Ways for the West to put pressure on Russia. Gazprom, Russia’s gas monopoly, is losing its dominance as the state’s foreign-policy tool, but sanctions aimed at it could still bring pressure to bear, Steve LeVine writes. And Tim Fernholz explains how the Netherlands, as one of the chief offshore financial centers for Russian money, could do a little squeezing of its own.
Why Google will remain the king of search. The company’s share of US search queries continues to inch up, and its competitors are far behind. But as Dan Frommer explains, search is such a huge business that it makes more sense to start smaller search engines for specific niches than challenge Google head-on.
The US catches some of the world’s best salmon but eats some of the worst. Why are Americans eating bland, imported, farmed salmon when they could be feasting on the superb wild catches from their own rivers? Gwynn Guilford teases apart a paradox that’s the result of a curious mix of taste and economic history.
Five things elsewhere that made us smarter
A peek inside Putin’s bubble. Over several years of reporting, Ben Judah spoke with a wide range of current and former members of Vladimir Putin’s inner circle, assembling an engrossing, impressionistic account of the inscrutable Russian president’s daily routine for Newsweek. He paints a picture largely of monotony, paranoia, and isolation. “There are no stories of extravagance: only of loneliness.”
Le tour de malaise. In Der Spiegel, Alexander Smoltczyk traces the route of this year’s Tour de France, but cycling is not on his mind. He is on the road to chronicle the “new sick man of Europe,” speaking with anyone he bumps into about the “deep gloom” that seems to be gripping France. “The state is sick, the economy is sick, its education is sick and it is sick from an excessively glorified past that won’t go away,” says one particularly disgruntled Frenchman.
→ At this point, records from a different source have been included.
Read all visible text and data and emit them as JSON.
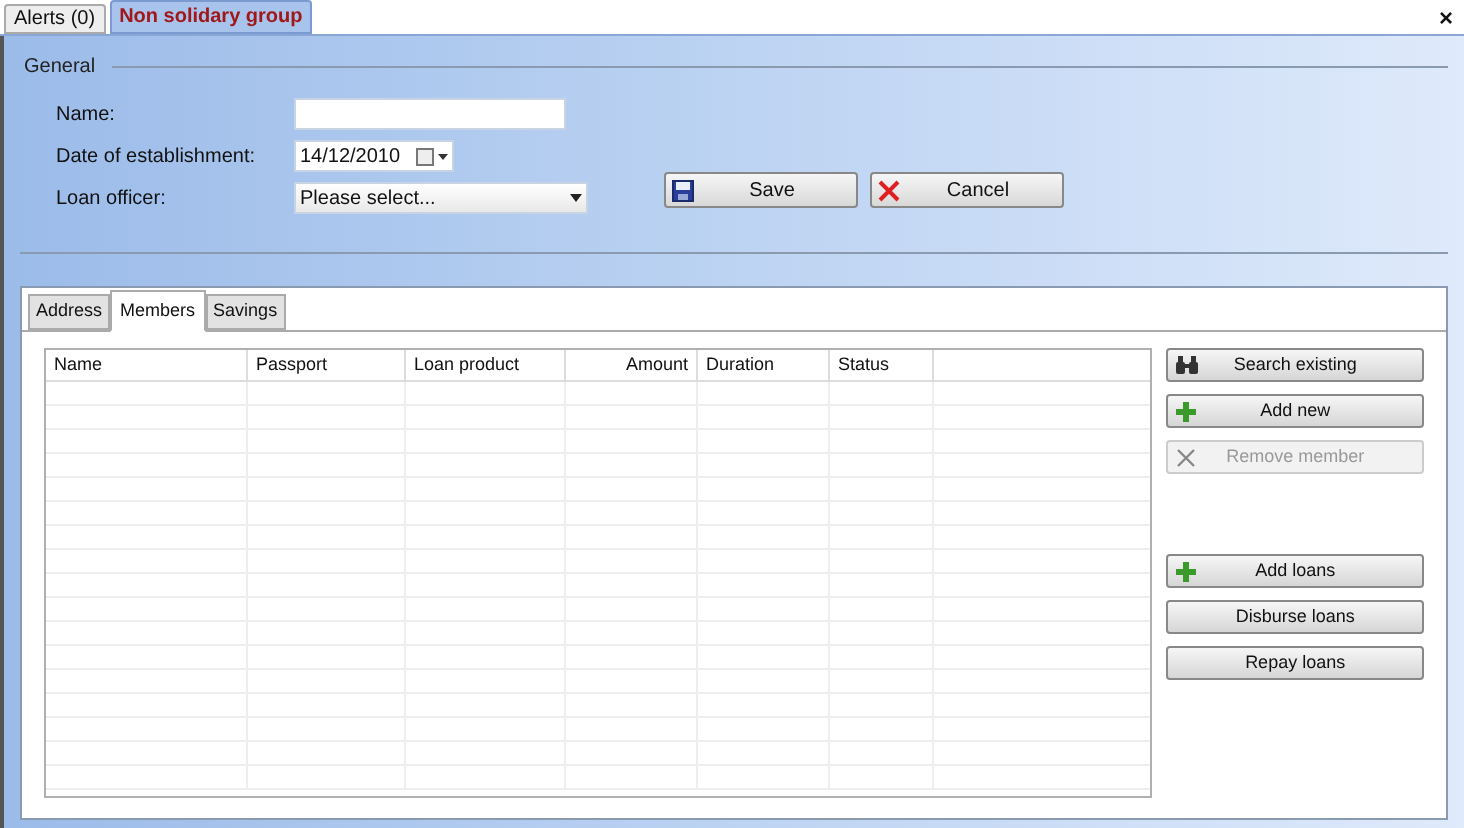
{
  "doc_tabs": [
    {
      "label": "Alerts (0)",
      "selected": false
    },
    {
      "label": "Non solidary group",
      "selected": true
    }
  ],
  "close": "×",
  "general": {
    "title": "General",
    "fields": [
      {
        "kind": "text",
        "label": "Name:"
      },
      {
        "kind": "date",
        "label": "Date of establishment:",
        "value": "14/12/2010"
      },
      {
        "kind": "select",
        "label": "Loan officer:",
        "value": "Please select..."
      }
    ]
  },
  "form_buttons": [
    {
      "label": "Save",
      "kind": "save"
    },
    {
      "label": "Cancel",
      "kind": "cancel"
    }
  ],
  "inner_tabs": [
    {
      "label": "Address",
      "selected": false
    },
    {
      "label": "Members",
      "selected": true
    },
    {
      "label": "Savings",
      "selected": false
    }
  ],
  "table": {
    "columns": [
      "Name",
      "Passport",
      "Loan product",
      "Amount",
      "Duration",
      "Status"
    ]
  },
  "member_buttons": [
    {
      "label": "Search existing",
      "kind": "search",
      "disabled": false
    },
    {
      "label": "Add new",
      "kind": "add",
      "disabled": false
    },
    {
      "label": "Remove member",
      "kind": "remove",
      "disabled": true
    },
    {
      "label": "Add loans",
      "kind": "add",
      "disabled": false
    },
    {
      "label": "Disburse loans",
      "kind": "plain",
      "disabled": false
    },
    {
      "label": "Repay loans",
      "kind": "plain",
      "disabled": false
    }
  ]
}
How John Kerry’s Middle East peace plan crumbled. This impressively detailed account of a year of diplomacy from Ben Birnbaum and Amir Tibon in the New Republic is a microcosm of every set of Israeli-Palestinian peace talks ever held, and shows the distrust, back-stabbing and communication breakdowns that have caused them to run aground.
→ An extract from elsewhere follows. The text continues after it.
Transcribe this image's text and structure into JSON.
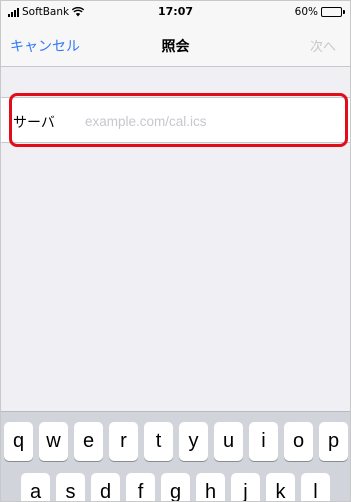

Seeing war through food. National-security writer John Little interviews celebrity chef and TV host Anthony Bourdain, who has made an art of reporting on the cuisine of conflict zones. “Most people seem to be pretty nice—basically good people doing the best they can,” Bourdain says. ”There is rarely, however, a neat takeaway. You have to learn to exercise a certain moral relativity.”
Where restaurant reservations come from. From, umm… the need to book a restaurant, right? The seemingly silly question has a much more complicated answer, discovers Alexis Madrigal in the Atlantic—probably stemming from the 19th century, when private rooms in restaurants were the place unmarried men and women could meet without offending public decency.